Debora Green - in Media

In Media

A May 1996 issue of Redbook featured an essay by Ann Slegman, a friend of Green's who lived in the same neighborhood as the Farrar family. The article covered the author's personal history with Green, the fire, and the subsequent investigation and ended with the author's statement that "It is also possible that an entirely different personality—disassociated from the Debora I knew—committed this crime. The Debora I knew would not have killed her children."

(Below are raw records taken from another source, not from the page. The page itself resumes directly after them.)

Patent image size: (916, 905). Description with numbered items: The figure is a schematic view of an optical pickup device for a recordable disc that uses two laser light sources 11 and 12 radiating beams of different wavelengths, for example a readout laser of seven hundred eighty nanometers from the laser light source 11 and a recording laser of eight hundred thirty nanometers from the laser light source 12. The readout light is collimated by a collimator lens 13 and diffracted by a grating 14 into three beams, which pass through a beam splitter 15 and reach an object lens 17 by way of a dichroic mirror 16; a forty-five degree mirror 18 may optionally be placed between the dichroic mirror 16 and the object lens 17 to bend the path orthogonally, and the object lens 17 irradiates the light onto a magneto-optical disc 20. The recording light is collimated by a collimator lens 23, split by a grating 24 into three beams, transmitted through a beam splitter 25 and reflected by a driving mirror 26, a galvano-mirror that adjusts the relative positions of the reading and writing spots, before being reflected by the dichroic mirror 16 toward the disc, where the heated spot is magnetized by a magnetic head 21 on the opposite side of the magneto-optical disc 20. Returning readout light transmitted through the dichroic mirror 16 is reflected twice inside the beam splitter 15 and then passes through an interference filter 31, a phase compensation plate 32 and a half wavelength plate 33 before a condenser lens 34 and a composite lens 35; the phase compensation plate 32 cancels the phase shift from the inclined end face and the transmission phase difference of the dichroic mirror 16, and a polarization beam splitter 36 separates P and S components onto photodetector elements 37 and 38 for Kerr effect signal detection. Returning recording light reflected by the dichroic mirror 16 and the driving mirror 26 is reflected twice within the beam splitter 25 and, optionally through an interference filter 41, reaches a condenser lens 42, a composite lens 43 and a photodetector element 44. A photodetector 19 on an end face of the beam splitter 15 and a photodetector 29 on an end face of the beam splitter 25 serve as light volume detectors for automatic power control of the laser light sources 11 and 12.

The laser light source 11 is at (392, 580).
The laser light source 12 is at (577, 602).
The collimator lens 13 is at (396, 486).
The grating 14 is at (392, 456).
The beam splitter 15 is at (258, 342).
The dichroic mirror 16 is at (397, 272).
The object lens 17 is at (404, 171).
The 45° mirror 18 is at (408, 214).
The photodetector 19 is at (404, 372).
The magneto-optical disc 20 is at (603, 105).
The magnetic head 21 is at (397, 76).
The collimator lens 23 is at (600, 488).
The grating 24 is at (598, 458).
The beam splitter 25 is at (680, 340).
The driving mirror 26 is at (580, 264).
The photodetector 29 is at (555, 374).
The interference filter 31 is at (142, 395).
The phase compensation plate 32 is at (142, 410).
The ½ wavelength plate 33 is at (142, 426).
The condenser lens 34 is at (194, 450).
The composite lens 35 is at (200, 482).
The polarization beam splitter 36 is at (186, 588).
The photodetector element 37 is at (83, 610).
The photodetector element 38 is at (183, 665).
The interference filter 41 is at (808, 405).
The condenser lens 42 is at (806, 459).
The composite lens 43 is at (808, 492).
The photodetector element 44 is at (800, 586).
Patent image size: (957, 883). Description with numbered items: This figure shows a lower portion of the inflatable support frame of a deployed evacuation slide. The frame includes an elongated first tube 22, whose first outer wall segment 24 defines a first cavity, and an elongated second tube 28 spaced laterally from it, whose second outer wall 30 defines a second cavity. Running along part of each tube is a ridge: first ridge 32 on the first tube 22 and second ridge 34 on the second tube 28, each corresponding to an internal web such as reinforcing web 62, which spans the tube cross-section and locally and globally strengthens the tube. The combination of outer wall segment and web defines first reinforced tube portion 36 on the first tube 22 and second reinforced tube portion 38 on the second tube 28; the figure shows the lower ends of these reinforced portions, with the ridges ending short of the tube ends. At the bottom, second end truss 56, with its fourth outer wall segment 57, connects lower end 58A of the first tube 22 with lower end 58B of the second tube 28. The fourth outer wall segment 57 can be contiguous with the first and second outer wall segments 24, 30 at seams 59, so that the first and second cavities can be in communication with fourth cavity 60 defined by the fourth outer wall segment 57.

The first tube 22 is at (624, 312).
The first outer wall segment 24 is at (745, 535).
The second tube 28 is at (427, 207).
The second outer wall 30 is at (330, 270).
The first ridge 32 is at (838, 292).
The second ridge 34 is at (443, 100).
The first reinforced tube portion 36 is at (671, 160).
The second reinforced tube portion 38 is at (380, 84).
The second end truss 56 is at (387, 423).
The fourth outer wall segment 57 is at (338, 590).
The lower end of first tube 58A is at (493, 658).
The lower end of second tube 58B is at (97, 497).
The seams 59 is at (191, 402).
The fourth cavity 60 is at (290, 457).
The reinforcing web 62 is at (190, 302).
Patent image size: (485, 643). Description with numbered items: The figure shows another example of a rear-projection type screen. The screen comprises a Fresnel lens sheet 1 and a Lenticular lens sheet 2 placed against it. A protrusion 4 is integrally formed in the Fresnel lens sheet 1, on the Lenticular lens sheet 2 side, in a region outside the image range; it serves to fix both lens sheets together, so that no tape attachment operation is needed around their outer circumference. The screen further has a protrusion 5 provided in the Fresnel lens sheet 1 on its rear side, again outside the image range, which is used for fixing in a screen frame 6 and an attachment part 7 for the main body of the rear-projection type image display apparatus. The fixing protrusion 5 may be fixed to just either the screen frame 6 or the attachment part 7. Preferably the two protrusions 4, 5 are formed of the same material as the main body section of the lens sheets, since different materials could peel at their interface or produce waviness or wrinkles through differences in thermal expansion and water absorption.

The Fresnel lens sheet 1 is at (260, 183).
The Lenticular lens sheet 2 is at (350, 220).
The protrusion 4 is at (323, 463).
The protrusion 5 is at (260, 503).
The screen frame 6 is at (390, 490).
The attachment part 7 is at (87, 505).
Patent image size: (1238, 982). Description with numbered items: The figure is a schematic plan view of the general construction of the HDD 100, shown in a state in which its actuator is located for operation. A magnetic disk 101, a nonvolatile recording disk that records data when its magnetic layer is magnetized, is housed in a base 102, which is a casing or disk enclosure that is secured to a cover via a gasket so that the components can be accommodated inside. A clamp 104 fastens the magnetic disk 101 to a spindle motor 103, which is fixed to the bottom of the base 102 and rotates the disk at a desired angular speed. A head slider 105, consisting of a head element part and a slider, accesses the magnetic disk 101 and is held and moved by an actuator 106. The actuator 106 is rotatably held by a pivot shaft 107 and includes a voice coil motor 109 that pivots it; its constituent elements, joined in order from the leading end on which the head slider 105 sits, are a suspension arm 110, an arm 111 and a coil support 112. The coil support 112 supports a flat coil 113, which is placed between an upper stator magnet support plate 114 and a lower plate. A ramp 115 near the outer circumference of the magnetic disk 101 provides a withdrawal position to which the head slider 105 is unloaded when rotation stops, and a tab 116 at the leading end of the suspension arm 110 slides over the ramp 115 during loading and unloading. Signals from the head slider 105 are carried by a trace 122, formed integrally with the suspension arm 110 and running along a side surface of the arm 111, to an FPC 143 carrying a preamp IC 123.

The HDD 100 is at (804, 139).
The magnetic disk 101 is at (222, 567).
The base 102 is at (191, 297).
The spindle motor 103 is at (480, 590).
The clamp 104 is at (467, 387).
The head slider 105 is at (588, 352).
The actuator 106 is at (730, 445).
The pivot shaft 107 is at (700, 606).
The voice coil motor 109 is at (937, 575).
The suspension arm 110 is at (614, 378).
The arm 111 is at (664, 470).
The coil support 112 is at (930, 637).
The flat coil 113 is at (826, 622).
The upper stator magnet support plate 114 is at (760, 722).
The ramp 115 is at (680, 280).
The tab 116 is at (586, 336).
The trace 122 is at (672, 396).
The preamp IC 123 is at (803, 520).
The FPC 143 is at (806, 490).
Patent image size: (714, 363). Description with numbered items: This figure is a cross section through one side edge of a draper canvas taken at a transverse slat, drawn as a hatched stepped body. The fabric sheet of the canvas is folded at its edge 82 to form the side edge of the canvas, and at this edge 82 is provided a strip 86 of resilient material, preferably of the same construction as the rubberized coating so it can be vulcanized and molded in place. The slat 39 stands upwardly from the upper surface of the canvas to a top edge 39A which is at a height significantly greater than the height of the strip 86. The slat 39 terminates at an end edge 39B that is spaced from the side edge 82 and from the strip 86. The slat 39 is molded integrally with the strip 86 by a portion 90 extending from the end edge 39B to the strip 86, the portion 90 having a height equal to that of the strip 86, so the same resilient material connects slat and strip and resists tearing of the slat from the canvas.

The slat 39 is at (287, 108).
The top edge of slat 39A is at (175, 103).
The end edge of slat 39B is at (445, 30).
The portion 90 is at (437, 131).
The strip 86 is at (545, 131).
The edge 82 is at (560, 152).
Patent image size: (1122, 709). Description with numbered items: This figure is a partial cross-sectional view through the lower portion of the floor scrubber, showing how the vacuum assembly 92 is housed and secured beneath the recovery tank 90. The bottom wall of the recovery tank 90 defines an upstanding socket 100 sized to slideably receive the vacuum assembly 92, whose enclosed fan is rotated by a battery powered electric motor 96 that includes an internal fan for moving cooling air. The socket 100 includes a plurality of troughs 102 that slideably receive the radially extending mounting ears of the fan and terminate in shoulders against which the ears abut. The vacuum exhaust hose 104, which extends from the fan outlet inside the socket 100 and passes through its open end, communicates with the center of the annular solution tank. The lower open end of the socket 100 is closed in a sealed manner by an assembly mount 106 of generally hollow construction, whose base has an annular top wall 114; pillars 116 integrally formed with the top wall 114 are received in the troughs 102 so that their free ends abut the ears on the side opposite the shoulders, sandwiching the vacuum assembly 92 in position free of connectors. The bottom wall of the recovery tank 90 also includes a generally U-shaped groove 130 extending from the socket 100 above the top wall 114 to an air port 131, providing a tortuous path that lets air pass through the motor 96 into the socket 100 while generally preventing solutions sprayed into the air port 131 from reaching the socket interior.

Crime author Ann Rule covered the case in her book Bitter Harvest: A Woman's Fury, a Mother's Sacrifice, which provided extensive detail on both the case's development and Green's personal biography. The book was a New York Times Bestseller, though reviewers felt that Rule failed to address Green's motivation for her crimes and that she had treated Green unsympathetically and Farrar over-sympathetically.

Deadly Women, a true-crime documentary program that focuses on crimes committed by women, featured Green's case in a 2010 episode about women who kill their children.

A 2002 working paper on bioterrorism, intended to "enable policymakers concerned with bioterrorism to make more informed decisions", included the Green case in a survey of illegal uses of biological agents. The paper noted that Green had refused to provide any detail on the manner in which she extracted and administered the ricin she used against her husband.